New investor body could lack firepower, say bosses
LONDON (Reuters) - UK proposals for an investor forum to improve relations with company boards face a challenge garnering support from hedge funds and sovereign wealth funds and avoiding charges of collusion, executives say.
Speakers at the Reuters Global Investment Outlook 2013 Summit this week said efforts to create a workable shareholder forum - as proposed in this summer's Kay Review - could be hampered by the difficulty in working with shorter-term or secretive investors, who are an increasingly powerful shareholder force.
Economist John Kay's government-backed review, published in July and aimed at preventing a Barclays-style board implosion, said fund investors could improve returns to savers if they engaged collectively with company boards rather than individually.
"It's a challenge," said Rod Paris, head of investments at Standard Life Investments (SL.L). "Not everyone values it (engagement) in the same way, it's a shifting pool of investors (on a company's shareholder list).
"Do hedge funds and sovereign wealth funds have the same degree of interest in promoting this?"
Last week the Investment Management Association (IMA), trade body for the UK's 4.2 trillion pound asset management sector, said it was assessing support among institutional investors for a forum.
The aim would be to enable investors to see if other shareholders support their calls for change at companies and to promote longer-term decision-making by company management, the IMA said.
However, Ewen Cameron Watt, chief strategist at the BlackRock Investment Institute (BLK.N), pointed out that traditional investors now account for a relatively small portion of UK equity ownership. The Association of British Insurers' members, for instance, own just 20 percent of the UK stock market.
"Ownership of the UK equity market is very fragmented," said Cameron Watt, who declined to comment on the Kay Review specifically.
"I was speaking at a conference last week which was a group of IR (investor relations) people from listed corporates and they were saying 'it's really difficult, because we've got passive funds on our register, we've got hedge funds on our register, we've got non-domestic funds on our register'."
He highlighted trader Glencore's (GLEN.L) $33 billion takeover of miner Xstrata XTA.L as an example of where sovereign wealth funds and arbitrageurs could be the deciding factor in a takeover.
"The Qataris at the end of the day and the hedge funds were the conditionality at the end," he said.

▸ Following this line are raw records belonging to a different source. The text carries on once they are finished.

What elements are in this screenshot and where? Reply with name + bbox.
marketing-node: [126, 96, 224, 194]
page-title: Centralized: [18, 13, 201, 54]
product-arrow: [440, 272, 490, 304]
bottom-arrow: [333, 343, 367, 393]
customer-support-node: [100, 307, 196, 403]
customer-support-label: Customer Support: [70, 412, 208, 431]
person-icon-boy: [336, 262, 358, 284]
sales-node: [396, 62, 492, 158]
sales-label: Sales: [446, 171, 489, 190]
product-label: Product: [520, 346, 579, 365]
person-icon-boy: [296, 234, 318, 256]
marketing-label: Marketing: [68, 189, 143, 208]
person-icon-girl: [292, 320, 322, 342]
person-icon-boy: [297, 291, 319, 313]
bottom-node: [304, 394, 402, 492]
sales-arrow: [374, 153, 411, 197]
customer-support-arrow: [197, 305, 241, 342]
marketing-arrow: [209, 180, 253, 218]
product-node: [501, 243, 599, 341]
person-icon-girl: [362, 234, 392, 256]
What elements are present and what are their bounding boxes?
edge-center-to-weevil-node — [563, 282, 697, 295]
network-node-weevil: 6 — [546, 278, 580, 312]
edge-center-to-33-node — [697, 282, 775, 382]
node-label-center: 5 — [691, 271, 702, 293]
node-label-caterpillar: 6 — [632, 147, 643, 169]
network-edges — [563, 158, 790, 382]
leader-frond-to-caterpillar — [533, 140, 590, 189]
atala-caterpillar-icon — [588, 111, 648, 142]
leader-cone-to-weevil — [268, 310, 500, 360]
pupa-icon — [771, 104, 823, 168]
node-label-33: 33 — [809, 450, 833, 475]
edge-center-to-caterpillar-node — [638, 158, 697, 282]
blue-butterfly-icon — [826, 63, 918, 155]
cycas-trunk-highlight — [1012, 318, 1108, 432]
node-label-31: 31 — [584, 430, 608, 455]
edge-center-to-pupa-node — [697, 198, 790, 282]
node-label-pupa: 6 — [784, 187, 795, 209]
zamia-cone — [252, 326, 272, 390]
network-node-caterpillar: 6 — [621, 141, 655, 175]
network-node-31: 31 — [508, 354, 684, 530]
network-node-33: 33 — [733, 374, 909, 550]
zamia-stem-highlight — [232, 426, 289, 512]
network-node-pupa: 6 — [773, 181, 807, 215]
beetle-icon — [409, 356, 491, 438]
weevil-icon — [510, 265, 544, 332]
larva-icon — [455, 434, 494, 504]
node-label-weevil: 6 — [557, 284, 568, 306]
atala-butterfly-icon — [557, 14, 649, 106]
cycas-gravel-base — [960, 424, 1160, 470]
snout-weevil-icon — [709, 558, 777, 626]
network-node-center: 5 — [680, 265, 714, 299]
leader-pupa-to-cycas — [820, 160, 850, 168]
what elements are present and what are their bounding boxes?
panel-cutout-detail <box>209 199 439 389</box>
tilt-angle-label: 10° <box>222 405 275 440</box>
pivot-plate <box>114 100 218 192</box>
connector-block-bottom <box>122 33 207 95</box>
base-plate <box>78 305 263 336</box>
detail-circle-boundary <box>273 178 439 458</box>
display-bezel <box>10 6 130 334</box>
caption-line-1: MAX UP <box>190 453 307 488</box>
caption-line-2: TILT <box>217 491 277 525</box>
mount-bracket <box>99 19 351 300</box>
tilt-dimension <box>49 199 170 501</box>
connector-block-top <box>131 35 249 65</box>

The Kay Review of UK Equity Markets and Long-Term Decision Making was commissioned by Business Secretary Vince Cable in response to the takeover of confectioner Cadbury by U.S. rival Kraft Foods (KRFT.O), which critics said was driven by short-term investors seeking a quick reward.
The drive to improve relations between companies and shareholders comes after an investor backlash earlier this year, dubbed the "shareholder spring", which cost the jobs of executives such as Aviva (AV.L) boss Andrew Moss and Sly Bailey, head of newspaper group Trinity Mirror (TNI.L).
When publishing his review Kay also highlighted Barclays (BARC.L) as a "classic illustration" where collective engagement would have ensured a more orderly transition for the board after the bank lost its top three executives in the fallout from the Libor rate-rigging scandal.
However, Standard Life's Paris said that in trying to set up a forum to work with other shareholders, investors had to be careful to avoid acting as a concert party - a group acting in concert in a takeover bid.
"I think you've got to be realistic about how we can work. Remember collusion? We have to be careful of (that)," he said.
"We've got some industry bodies that attempt to overcome this fragmentation and give a forum for the articulation and the more concerted voice, but you cannot act as a concert party."
Paris also said there was a tension between investors sharing their ideas for corporate change whilst also avoiding publicity, which can damage delicate talks between companies and their shareholders.
"The conflict is the more public the discussions, sometimes ... the harder it is to make change," he said. "So the industry has to get that balance right."